By supporting scientific research that thrives through innovation and is not afraid to challenge the modern school of thought we will continue to break down walls.

A 21st Century Philanthropic Model For Philanthropy

Quote:

Can you conceive of a world without age-related disease, disability and suffering? What about a world in which it’s possible for the average person to live 120 healthy years? While it may sound like a utopian dream, such a world is the exact goal of some of society’s most brilliant scientists and visionary leaders. At this very minute, groundbreaking work is underway at universities across the globe as researchers attempt to apply regenerative medicine to age-related disease through the repair of damage to tissue, cells and molecules within the body. While this research couldn’t be possible without the leadership of the world’s wealthiest philanthropists, it also relies upon the collective power of everyday people who have joined forces in their commitment to a better quality of life for all.Traditionally, big ticket donors have been the primary target for fundraising programs. Research has consistently shown that the bulk of donor funds come from a small percentage of the wealthiest donors: in fact, a full 75 percent of funds raised come from gifts of over $1 million.

Instead of resigning themselves solely to the influence of the individual, non-profits are turning to the collective power of a group. The MFoundation’s “The 300 Pledge” fundraising campaign is an exciting example of this method in practice. The 300 Pledge asks 300 funders to commit $1,000 a year for 25 years toward critical research aimed at ending age-related diseases. When broken down, this goal is manageable for many households: just $3 a day or $85 a month – less than your daily tab at Starbucks. Obviously, the model is working: to date, 291 people have taken up the challenge, with nine spots remaining.

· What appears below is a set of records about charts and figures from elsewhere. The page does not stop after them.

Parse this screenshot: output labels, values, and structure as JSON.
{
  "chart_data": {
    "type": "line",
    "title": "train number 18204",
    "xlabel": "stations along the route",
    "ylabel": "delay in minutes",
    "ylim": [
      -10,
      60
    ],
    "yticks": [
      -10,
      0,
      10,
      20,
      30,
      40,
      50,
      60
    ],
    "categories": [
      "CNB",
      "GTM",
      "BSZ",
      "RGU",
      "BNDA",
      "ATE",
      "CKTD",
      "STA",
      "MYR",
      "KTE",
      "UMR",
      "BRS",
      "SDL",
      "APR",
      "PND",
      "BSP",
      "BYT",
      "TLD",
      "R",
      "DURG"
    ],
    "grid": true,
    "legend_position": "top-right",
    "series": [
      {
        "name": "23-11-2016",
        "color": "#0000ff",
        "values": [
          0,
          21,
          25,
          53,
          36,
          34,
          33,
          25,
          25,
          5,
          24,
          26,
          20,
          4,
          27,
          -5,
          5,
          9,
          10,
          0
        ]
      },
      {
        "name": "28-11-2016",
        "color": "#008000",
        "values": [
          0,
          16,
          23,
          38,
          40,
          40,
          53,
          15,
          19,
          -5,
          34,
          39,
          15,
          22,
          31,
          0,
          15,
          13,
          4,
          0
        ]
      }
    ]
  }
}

As evidenced by the magnificent philanthropy of people like Peter Thiel, Bill Gates and others like them, it’s obvious that one person can make a difference. However, fundraising challenges, like MFoundation’s “The 300,” also demonstrate the power of a dedicated group of people to foster real world change for the billions of people living in the world today as well as the generations that follow. In doing so, those who take up the challenge create a unique and world-altering legacy for themselves.